A week later found them in front of the TV, watching a DVD, Neil's Mom out on a night-shift, and Eric working on some assignment. They had vodka, and chocolate, and crisps, and it was as casual as it could ever be when Brian was in the room.
Halfway through the second movie, Brian rested his head on Neil's thigh, and Neil got up before he even knew why. Jerking away. Brian looked up, shocked.
'Sorry.' Neil said. 'Sorry. It's not you.'
Though it was. It was remembering Brian lowering his head on his thigh at Coach's house. It was remembering the shaking and the tremors and the blood and the feeling that nothing would ever be alright again. It was saying 'shhh' over and over and over, as though he was saying it as much to himself as to the boy he held. It was a lot of things. He couldn't handle it.

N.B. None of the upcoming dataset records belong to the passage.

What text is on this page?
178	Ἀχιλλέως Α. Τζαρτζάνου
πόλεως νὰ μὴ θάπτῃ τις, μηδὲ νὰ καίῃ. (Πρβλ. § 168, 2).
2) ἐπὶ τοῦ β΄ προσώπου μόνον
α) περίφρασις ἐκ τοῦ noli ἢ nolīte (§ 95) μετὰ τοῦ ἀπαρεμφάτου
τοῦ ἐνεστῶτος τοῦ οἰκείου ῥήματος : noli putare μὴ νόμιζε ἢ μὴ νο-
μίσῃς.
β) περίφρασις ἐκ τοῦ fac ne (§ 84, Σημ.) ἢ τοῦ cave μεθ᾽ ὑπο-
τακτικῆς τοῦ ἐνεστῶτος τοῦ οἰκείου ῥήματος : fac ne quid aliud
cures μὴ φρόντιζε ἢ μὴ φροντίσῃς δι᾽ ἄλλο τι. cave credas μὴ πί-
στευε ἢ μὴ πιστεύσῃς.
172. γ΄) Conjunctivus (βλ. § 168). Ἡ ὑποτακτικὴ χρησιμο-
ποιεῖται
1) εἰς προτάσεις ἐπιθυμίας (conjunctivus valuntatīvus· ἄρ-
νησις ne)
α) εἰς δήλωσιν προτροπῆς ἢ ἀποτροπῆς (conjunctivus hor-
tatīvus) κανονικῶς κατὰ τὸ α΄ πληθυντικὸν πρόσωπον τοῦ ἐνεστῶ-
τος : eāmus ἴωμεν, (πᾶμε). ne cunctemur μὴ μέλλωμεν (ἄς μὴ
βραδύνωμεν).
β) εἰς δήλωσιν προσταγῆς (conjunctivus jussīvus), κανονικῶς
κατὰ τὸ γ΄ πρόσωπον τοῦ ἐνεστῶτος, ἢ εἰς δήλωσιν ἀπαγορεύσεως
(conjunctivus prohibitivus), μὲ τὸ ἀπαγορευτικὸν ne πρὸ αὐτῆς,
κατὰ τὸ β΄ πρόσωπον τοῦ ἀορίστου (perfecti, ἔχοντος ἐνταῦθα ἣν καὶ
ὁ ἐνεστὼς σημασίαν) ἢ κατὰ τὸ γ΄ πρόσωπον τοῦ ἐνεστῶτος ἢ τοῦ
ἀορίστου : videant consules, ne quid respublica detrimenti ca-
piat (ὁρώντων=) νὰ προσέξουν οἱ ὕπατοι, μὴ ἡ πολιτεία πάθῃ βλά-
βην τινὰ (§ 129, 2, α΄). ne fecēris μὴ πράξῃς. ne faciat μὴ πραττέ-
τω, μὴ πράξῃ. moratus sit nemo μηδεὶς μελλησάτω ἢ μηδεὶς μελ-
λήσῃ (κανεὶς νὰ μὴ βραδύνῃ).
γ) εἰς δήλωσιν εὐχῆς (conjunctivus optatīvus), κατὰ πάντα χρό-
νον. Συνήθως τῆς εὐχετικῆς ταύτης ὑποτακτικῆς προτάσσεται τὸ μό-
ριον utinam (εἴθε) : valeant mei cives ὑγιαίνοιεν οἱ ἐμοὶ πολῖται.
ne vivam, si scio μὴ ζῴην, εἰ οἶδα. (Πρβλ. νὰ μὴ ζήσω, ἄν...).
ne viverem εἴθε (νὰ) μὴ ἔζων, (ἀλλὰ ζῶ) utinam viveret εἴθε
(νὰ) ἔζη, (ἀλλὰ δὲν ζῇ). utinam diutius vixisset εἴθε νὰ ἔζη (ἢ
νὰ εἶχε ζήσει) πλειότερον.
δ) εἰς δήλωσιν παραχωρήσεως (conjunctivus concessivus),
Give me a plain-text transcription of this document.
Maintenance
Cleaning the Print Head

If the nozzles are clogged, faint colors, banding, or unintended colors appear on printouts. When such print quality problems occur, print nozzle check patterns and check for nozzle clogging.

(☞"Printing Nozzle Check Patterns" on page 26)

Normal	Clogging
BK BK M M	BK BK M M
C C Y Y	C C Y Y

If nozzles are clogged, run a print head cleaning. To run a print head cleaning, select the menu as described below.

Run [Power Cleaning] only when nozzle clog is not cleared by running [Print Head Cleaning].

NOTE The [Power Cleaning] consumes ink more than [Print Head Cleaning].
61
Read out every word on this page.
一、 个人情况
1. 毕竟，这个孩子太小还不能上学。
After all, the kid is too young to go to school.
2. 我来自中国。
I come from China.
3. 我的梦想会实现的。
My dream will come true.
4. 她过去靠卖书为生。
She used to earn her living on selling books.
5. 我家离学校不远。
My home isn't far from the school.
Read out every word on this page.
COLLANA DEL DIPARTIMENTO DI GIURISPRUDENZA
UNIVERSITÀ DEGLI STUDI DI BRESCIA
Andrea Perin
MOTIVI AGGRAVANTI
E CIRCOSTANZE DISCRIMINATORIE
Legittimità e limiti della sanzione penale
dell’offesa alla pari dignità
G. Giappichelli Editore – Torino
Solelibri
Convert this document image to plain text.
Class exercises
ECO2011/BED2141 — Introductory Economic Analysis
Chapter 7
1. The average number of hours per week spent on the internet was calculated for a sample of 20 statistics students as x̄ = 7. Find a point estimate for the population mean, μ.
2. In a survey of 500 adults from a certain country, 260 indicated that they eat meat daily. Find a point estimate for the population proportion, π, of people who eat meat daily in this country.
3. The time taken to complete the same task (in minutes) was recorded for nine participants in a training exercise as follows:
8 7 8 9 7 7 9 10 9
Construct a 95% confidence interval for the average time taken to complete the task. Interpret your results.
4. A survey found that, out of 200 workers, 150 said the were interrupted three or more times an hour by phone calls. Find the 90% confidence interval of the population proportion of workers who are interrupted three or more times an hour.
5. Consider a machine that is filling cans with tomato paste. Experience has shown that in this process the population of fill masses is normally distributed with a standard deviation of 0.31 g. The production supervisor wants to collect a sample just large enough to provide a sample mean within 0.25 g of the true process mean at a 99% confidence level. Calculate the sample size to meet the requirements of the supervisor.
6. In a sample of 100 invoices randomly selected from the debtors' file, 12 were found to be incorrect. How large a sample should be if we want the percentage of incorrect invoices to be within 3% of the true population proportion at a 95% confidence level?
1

'Hey.' Brian was saying. 'Talk to me.'
'I just can't do it that way.' He was saying, he could barely hear himself and he couldn't hear the movie at all. And then he realised that Brian had paused it, was standing, facing him, ducking his head to look at him, to see.
Neil turned away, swearing.
'Come sit down again,' Brian again, gesturing to the couch and then reaching out to grasp Neil's sleeve. Neil turned quickly, grasped him back with anger, and then was crushing his lips to Brian's, pressing hard against the softness, yanking Brian into him.
Brian ricocheted backwards as though he'd been thrown, and then he was leaning over the table, gasping, more fear than anything else.
'Is that what you want?' Neil said, hating the way his voice broke, hating everything in that moment. 'Is that it? I can give that to you, but you won't like it. Look at you, fucking fall down mess is what you are. Jesus.' He leaned against the wall, pretending that he was fine. Brian turned to look at up him, still bracing himself on the table.
'Is that how you deal with your shit? You put it on someone else? That's...not very mature.' He said, and then straightened, rubbed his lips. He looked angry, confused, concerned. Neil looked past him, at nothing. Blank place, he reminded himself.
'Come sit down and watch the rest of the movie with me,' Brian said, angrily, and then sat down and unpaused the movie without waiting to see what Neil would do.
Five minutes later Neil joined him, again sitting far away from him on the couch, vulnerable and alien in his own home. When Brian left that evening, Neil wanted to apologise, but found all the words he had to say had turned to lead on his tongue.